Panama Papers

Arni Thorarinsson: "L'Islande est sous la coupe des amateurs et des corrompus"

Arni Thorarisson en 2015 - Photo Wikicommons CC-BY-SA-4.0

Arni Thorarinsson: "L'Islande est sous la coupe des amateurs et des corrompus"

Pour l'écrivain islandais, l'onde de choc soulevée dans son pays par les "Panama papers" appelle un "retour aux valeurs de la bonne, vieille Islande". 

Par Pierre Georges
avec AFP Créé le 11.04.2016 à 19h53

Dans un entretien qu'il a accordé à l'AFP, l'écrivain islandais Arni Thorarinsson évoque l'instabilité politique et la colère dans les rues islandaises depuis la publication des "Panama papers", révélations du Consortium international des journalistes d'investigation (ICIJ) qui ont poussé le Premier ministre à la démission. Pour l'auteur du Crime, Histoire d'amour (Métailié et Points) et de L'ombre des chats (Métailié), l'onde de choc soulevée dans son pays par les "Panama papers" appelle un "retour aux valeurs de la bonne, vieille Islande" mise sous "la coupe des amateurs et des corrompus".

"La situation politique et sociale est un héritage du krach économique de 2008. On espérait et attendait un changement, une nouvelle Constitution, un nouveau sens de l'éthique politique et une société plus juste. Ça ne s'est pas produit", déplore Arni Thorarinsson.

"Le même establishment politique" gouverne de façon toujours aussi "irresponsable". "Et malgré le redressement économique, la coupe est pleine", analyse l'ancien journaliste.

La corruption et la bêtise

L'Islande, c'est une micro-nation de 320 000 habitants plongés la moitié de l'année dans la nuit et le froid arctiques, où la consommation d'antidépresseurs est l'une des plus élevées d'Occident, et qui voit sa jeunesse s'exiler. "Il y a 25 ans, nous vivions dans une société imparfaite mais humaine.

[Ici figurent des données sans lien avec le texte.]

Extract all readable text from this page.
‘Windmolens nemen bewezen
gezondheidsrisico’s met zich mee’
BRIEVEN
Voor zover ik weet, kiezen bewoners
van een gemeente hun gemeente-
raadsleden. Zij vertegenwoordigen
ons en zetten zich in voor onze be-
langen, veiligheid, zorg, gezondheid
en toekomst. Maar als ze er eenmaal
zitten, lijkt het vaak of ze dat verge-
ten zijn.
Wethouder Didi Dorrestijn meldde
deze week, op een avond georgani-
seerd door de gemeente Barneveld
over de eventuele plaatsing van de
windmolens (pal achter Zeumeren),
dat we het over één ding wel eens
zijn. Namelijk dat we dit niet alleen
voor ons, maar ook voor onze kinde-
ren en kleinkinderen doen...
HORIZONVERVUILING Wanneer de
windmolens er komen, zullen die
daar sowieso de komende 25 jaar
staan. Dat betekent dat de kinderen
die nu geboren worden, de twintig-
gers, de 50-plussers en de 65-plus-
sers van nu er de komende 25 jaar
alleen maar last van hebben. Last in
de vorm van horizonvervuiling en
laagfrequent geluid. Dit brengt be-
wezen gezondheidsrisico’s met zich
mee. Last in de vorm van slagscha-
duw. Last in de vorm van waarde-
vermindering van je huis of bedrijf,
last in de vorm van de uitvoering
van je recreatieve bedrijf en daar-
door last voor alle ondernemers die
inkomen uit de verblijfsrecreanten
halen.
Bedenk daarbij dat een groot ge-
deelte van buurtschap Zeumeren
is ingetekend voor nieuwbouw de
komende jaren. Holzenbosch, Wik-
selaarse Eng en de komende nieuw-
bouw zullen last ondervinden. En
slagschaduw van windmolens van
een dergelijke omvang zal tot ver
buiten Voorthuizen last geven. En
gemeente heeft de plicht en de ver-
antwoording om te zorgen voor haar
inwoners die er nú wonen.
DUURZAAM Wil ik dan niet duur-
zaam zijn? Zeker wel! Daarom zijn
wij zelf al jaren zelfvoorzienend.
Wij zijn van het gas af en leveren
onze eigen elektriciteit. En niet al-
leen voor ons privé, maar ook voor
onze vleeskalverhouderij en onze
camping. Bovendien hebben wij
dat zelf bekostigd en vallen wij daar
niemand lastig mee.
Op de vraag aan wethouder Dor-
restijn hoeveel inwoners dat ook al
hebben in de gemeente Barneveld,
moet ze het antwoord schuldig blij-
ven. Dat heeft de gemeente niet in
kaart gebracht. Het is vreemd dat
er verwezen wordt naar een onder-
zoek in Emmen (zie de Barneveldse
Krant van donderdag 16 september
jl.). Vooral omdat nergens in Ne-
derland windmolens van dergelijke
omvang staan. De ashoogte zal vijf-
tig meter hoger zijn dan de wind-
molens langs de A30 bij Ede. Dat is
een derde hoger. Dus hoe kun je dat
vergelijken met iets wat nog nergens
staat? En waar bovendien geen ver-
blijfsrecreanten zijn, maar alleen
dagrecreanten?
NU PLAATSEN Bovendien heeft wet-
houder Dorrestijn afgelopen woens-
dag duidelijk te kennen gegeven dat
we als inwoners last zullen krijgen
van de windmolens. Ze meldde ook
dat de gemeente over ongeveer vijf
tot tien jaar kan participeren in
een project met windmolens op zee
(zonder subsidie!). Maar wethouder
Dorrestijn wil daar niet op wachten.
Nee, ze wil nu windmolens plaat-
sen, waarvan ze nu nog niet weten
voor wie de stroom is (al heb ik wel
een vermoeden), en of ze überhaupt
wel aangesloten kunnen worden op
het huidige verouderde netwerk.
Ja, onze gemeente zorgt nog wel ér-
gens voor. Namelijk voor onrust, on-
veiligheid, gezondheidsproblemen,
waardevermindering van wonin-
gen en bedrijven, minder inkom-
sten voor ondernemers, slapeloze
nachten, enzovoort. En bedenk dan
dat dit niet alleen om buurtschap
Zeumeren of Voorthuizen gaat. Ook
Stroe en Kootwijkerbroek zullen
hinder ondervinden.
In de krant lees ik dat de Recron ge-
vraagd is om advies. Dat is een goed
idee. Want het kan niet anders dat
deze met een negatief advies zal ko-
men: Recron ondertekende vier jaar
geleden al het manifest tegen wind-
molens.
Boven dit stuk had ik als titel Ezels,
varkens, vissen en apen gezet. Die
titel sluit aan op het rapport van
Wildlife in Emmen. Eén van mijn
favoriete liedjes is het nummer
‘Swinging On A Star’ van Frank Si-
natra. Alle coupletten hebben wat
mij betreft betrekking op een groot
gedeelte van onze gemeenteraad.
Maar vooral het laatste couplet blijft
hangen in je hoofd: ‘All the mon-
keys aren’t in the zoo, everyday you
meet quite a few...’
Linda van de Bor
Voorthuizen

Et puis, à une vitesse folle, cette société a disparu au profit de la cupidité et de l'arrogance, de la corruption et de la bêtise", avance Thorarinsson.

"Les jeunes ne croient plus aux structures de la société et aux possibilités de vivre une vie heureuse, décente. Mais nous avons besoin de revenir aux valeurs de notre bonne, vieille Islande, en nous aidant justement des espoirs et des aspirations des jeunes."

Dès qu'il le peut, Thorarinsson se joint aux foules rageuses qui manifestent quasi quotidiennement devant le Parlement à Reykjavik depuis que le Premier ministre Sigmundur David Gunnlaugsson a été convaincu d'avoir possédé un compte dans un paradis fiscal. Si Gunnlaugsson a démissionné la semaine dernière, deux ministres cités dans les "Panama papers" ont été confirmés dans leurs fonctions.

Thorarinsson est publié en France par Métailié, le même éditeur qu'Arnaldur Indridason, chef de file d'une génération d'écrivains islandais qui ont ouvert une fenêtre sur une réalité moins flatteuse de leur pays que celle de ses habitants accueillants et ses paysages grandioses. Sur fond de blues et de rock, son œuvre est peuplée d'alcooliques (Le temps de la sorcière), de suicidés (L'ombre des chats), de laissés-pour-compte (Le dresseur d'insecte) et de financiers indélicats (L'ange du matin).